La ville de Laâyoune s’apprête à franchir une étape structurante dans le développement de son pôle universitaire, avec la création annoncée de l’École nationale des technologies avancées. Cet établissement, appelé à devenir la première école d’ingénieurs de ce type dans la région de Laâyoune-Sakia El Hamra, vise à renforcer l’attractivité académique du territoire.
Le projet ambitionne de diversifier l’offre de formation locale et de proposer aux bacheliers de la région des cursus techniques à forte valeur ajoutée, limitant ainsi la nécessité de mobilité vers les grands centres universitaires.
Hamdi Rguibi, directeur de l’École supérieure de technologies avancées de Laâyoune, relevant de l’université Ibn Zohr, précise que cet établissement s’inscrit dans la nouvelle génération des écoles d’ingénieurs au Maroc. Il proposera un cursus intégré de cinq ans, accessible directement après le baccalauréat, et conçu pour accompagner les étudiants tout au long de leur parcours d’ingénieur.
Le calendrier de mise en œuvre est d’ores et déjà arrêté, avec une ouverture prévue dès la rentrée universitaire 2026-2027 pour l’accueil des premières promotions. Sur le plan institutionnel, le projet a franchi des étapes décisives: il a obtenu l’aval de la Commission nationale de coordination de l’enseignement supérieur, présidée par le ministre Azzedine El Midaoui, ainsi que la validation du conseil de l’université Ibn Zohr lors de sa session du 24 avril dernier.
Lire aussi : Laâyoune: en images, l’inauguration du nouveau site du Lycée français international Paul Pascon
S’agissant de l’architecture pédagogique, le cursus sera structuré en deux cycles complémentaires. Les étudiants entameront leur formation par deux années de classes préparatoires intégrées, avant d’accéder à un cycle d’ingénieur de trois ans. Ce modèle, désormais bien établi, offre une certaine flexibilité, permettant aux étudiants de consolider leurs acquis ou d’envisager des réorientations vers d’autres filières universitaires en cours de parcours.

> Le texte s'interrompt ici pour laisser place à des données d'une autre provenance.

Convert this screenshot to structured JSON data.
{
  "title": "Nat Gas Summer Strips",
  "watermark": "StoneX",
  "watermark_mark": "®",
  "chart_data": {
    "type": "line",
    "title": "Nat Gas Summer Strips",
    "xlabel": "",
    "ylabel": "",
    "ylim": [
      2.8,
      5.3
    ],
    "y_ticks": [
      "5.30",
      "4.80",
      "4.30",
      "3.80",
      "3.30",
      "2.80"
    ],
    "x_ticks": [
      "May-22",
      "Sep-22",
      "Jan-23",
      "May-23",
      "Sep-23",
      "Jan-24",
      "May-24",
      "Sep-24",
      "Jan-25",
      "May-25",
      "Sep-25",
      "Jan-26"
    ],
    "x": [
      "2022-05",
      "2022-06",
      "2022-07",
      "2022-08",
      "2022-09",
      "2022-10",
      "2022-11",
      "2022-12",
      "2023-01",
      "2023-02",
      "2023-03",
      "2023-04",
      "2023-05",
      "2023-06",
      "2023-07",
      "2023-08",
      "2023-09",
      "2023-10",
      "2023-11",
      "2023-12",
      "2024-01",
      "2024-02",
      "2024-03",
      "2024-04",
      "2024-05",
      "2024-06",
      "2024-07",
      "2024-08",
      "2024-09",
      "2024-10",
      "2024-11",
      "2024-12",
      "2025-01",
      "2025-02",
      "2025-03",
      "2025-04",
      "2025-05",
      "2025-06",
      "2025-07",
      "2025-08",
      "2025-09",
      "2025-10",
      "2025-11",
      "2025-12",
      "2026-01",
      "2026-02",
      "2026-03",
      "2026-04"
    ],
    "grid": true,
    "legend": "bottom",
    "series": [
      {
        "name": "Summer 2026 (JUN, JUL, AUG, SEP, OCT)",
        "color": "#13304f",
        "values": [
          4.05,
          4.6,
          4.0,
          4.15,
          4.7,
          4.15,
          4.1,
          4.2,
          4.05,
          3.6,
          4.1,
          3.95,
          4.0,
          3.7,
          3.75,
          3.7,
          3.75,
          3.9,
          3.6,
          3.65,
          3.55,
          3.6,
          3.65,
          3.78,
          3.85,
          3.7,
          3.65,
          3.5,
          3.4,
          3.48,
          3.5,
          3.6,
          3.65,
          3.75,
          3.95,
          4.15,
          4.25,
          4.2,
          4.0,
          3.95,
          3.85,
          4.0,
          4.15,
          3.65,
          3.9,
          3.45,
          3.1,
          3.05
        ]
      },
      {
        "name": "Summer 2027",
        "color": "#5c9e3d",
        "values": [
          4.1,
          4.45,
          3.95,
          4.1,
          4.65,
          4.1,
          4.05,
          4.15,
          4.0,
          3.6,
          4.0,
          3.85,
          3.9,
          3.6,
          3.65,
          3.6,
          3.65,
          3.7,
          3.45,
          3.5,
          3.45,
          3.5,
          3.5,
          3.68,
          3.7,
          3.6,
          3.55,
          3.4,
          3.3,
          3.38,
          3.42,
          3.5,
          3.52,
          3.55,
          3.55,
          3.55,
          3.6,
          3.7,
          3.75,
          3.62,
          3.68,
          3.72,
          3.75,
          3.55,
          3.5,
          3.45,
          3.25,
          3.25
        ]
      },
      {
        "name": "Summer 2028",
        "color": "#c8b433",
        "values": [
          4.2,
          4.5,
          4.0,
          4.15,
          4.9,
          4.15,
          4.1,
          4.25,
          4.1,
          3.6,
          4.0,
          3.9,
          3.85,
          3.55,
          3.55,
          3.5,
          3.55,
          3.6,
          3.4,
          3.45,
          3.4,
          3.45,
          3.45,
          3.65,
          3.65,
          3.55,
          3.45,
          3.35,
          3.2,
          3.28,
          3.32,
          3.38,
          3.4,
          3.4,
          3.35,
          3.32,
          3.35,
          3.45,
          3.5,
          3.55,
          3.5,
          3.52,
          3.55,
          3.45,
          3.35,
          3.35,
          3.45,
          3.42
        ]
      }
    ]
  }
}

Les spécialités qui seront proposées devraient être annoncées prochainement par la présidence de l’université Ibn Zohr. Elles seront définies en cohérence avec les besoins technologiques émergents et les projets structurants de développement de la région, dans une logique d’adéquation formation-emploi.
Cette dynamique de restructuration dépasse le seul périmètre de Laâyoune. Le conseil de l’université a, dans le même élan, validé la transformation de la Faculté polydisciplinaire d’Es-Semara en Faculté des sciences humaines et sociales. Le projet est actuellement en cours d’examen au niveau du ministère de l’Enseignement supérieur, dans l’attente de son adoption définitive et de sa publication au Bulletin officiel.